Segundo o próprio site
oficial
do programa, o “Escola do Dinheiro” é apresentado como um programa itinerante
que busca “ensinar a comunidade, em
especial crianças e adolescentes, sobre a importância do dinheiro e o acúmulo
de recursos”, por meio de aulas interativas e gamificadas. A proposta
oferece educação financeira gratuita para jovens de 11 a 17 anos, professores e
familiares nas escolas públicas paulistas. Ao todo, entre abril e agosto,
sempre com permanência de uma semana com uma van truck estacionada ao lado da
escola, o projeto percorre 13 municípios do Estado de São Paulo.
Estruturado para fomentar a “cultura
de gerir e investir recursos de forma consciente e responsável”, o projeto
se vale de unidades móveis equipadas com notebooks, material inclusivo (em
braille e Libras) e ferramentas pedagógicas como simuladores, jogos e cartilhas
digitais. De acordo com o calendário divulgado, o projeto percorre diversas
cidades do estado entre abril e agosto de 2025, com o objetivo de apoiar
famílias a evitar o endividamento e planejar o futuro.
No entanto, algumas empresas patrocinadoras do projeto acumulam
históricos controversos que envolvem violações de direitos humanos, exploração
de mão de obra análoga à escravidão, grilagem de terras, precarização de
relações de trabalho, fraudes em programas de aprendizagem, promoção de
privatizações com impactos negativos sobre o emprego formal e, no caso do
Nubank, a negativação em massa de consumidores inadimplentes por valores
ínfimos. Ao examinar tais ações, revela-se um abismo entre o discurso educativo
do programa e a prática concreta de seus financiadores.
A BR Partners, por exemplo, banco de
investimento fundado por Ricardo Lacerda, atua com foco em fusões e aquisições,
reestruturação empresarial, emissões de dívida e assessoria em privatizações.

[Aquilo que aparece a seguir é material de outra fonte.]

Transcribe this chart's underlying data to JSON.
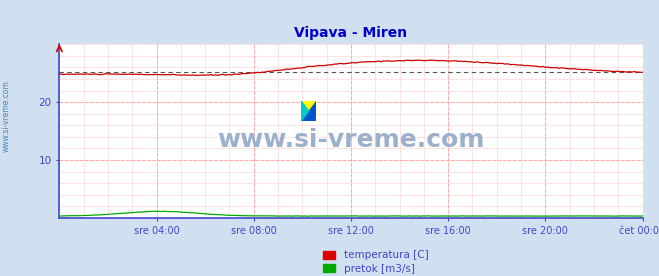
{
  "title": "Vipava - Miren",
  "title_color": "#0000cc",
  "background_color": "#d0e0f0",
  "plot_bg_color": "#ffffff",
  "grid_color_major": "#ffaaaa",
  "grid_color_minor": "#ffcccc",
  "x_tick_labels": [
    "sre 04:00",
    "sre 08:00",
    "sre 12:00",
    "sre 16:00",
    "sre 20:00",
    "čet 00:00"
  ],
  "x_tick_positions": [
    48,
    96,
    144,
    192,
    240,
    288
  ],
  "y_ticks": [
    10,
    20
  ],
  "ylim": [
    0,
    30
  ],
  "xlim": [
    0,
    288
  ],
  "watermark": "www.si-vreme.com",
  "watermark_color": "#9bb0cc",
  "legend": [
    {
      "label": "temperatura [C]",
      "color": "#dd0000"
    },
    {
      "label": "pretok [m3/s]",
      "color": "#00aa00"
    }
  ],
  "temp_color": "#cc0000",
  "flow_color": "#00aa00",
  "avg_line_color": "#555555",
  "spine_color": "#4444cc",
  "tick_label_color": "#4444cc",
  "watermark_left": "www.si-vreme.com",
  "watermark_left_color": "#4488bb"
}
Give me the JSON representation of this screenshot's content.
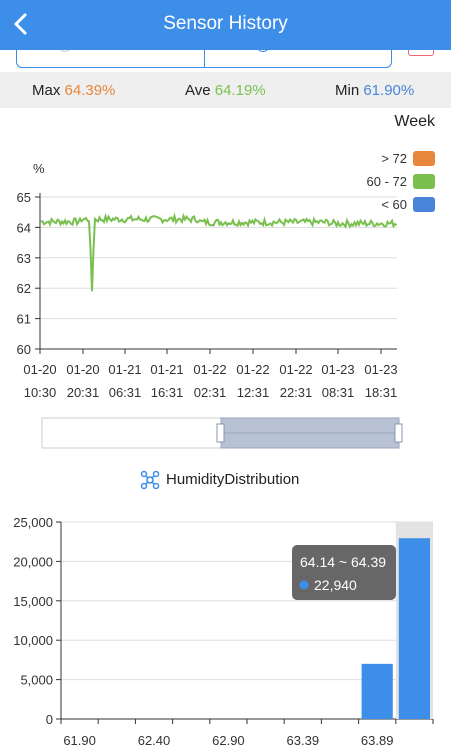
{
  "header": {
    "title": "Sensor History"
  },
  "stats": {
    "max_label": "Max",
    "max_value": "64.39%",
    "ave_label": "Ave",
    "ave_value": "64.19%",
    "min_label": "Min",
    "min_value": "61.90%"
  },
  "range_label": "Week",
  "line_chart": {
    "unit": "%",
    "legend": [
      {
        "label": "> 72",
        "color": "#e8873b"
      },
      {
        "label": "60 - 72",
        "color": "#7ac04f"
      },
      {
        "label": "< 60",
        "color": "#4a84d8"
      }
    ],
    "y_ticks": [
      "65",
      "64",
      "63",
      "62",
      "61",
      "60"
    ],
    "x_ticks": [
      {
        "date": "01-20",
        "time": "10:30"
      },
      {
        "date": "01-20",
        "time": "20:31"
      },
      {
        "date": "01-21",
        "time": "06:31"
      },
      {
        "date": "01-21",
        "time": "16:31"
      },
      {
        "date": "01-22",
        "time": "02:31"
      },
      {
        "date": "01-22",
        "time": "12:31"
      },
      {
        "date": "01-22",
        "time": "22:31"
      },
      {
        "date": "01-23",
        "time": "08:31"
      },
      {
        "date": "01-23",
        "time": "18:31"
      }
    ],
    "series_color": "#7ac04f",
    "baseline_value": 64.19,
    "dip_value": 61.9
  },
  "distribution": {
    "title": "HumidityDistribution",
    "y_ticks": [
      "25,000",
      "20,000",
      "15,000",
      "10,000",
      "5,000",
      "0"
    ],
    "x_ticks": [
      "61.90",
      "62.40",
      "62.90",
      "63.39",
      "63.89"
    ],
    "bars": [
      {
        "range": "61.90 ~ 62.15",
        "value": 0
      },
      {
        "range": "62.15 ~ 62.40",
        "value": 0
      },
      {
        "range": "62.40 ~ 62.65",
        "value": 0
      },
      {
        "range": "62.65 ~ 62.90",
        "value": 0
      },
      {
        "range": "62.90 ~ 63.14",
        "value": 0
      },
      {
        "range": "63.14 ~ 63.39",
        "value": 0
      },
      {
        "range": "63.39 ~ 63.64",
        "value": 0
      },
      {
        "range": "63.64 ~ 63.89",
        "value": 0
      },
      {
        "range": "63.89 ~ 64.14",
        "value": 7000
      },
      {
        "range": "64.14 ~ 64.39",
        "value": 22940
      }
    ],
    "tooltip": {
      "range": "64.14 ~ 64.39",
      "value": "22,940"
    },
    "bar_color": "#3d8ee8"
  }
}
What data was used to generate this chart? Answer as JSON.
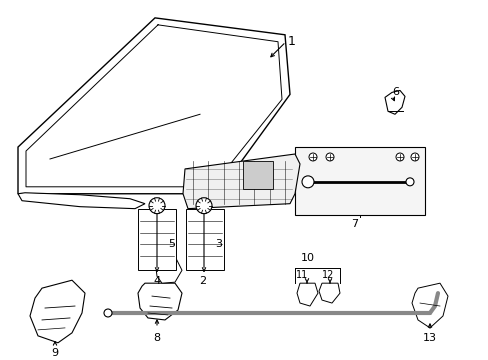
{
  "background_color": "#ffffff",
  "fig_width": 4.89,
  "fig_height": 3.6,
  "dpi": 100,
  "line_color": "#000000",
  "cable_color": "#aaaaaa"
}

Em 2021, foi contratada para fazer a avaliação
econômico-financeira da Eletrobras no processo de capitalização que antecedeu
sua privatização. Também atuou com o BNDES e o governo do Rio Grande do Sul
na venda da distribuidora estadual para a Compass, no valor de R$ 928
milhões.
Em entrevista ao site Neofeed, site voltado aos “negócios e
empreendedorismo”, Lacerda declarou que “se
deveria privatizar tudo”, expondo sua adesão à lógica neoliberal que trata o Estado como
entrave e o mercado como solução universal. A atuação do banco prioriza o
retorno ao capital, mesmo que isso implique em demissões e precarização,
travestidas de “sinergias operacionais”.
A Agropalma, maior produtora de óleo
de palma da América Latina, está envolvida em graves denúncias de grilagem de terras
quilombolas e repressão armada a comunidades no Pará. O MP do estado e a Defensoria Pública
ajuizaram ações denunciando bloqueios de estradas, uso de seguranças armados e
instalação de cercas, drones e até contêineres para impedir o acesso das
populações tradicionais a seus territórios. A Justiça bloqueou as matrículas das
fazendas Roda de Fogo e Castanheira por indícios de falsificação de documentos.
Em 2024, o Fundo Soberano da Noruega
desinvestiu R$ 37 milhões por conta dessas violações.
A rede varejista Pernambucanas, por sua vez, foi
condenada em 2024 pelo STF por trabalho escravo em oficinas terceirizadas que
exploravam migrantes andinos. Mesmo após ter sido punida anteriormente, em 2014, com multa
de R$ 2,5 milhões por práticas semelhantes, a empresa persistiu em
terceirizações precarizantes. Em 2025, foi novamente condenada por
contratação irregular de temporários para funções permanentes. Também foi responsabilizada por fraudes
no programa de aprendizes em 2013.
O Nubank, fintech amplamente associada à modernização financeira
e marketing digital inclusivo, negativou mais de 1 milhão de
brasileiros no SPC por dívidas de até R$ 100. Esse número representava, em 2022, 40% de
todas as pessoas inscritas em cadastros de inadimplência por pequenas dívidas.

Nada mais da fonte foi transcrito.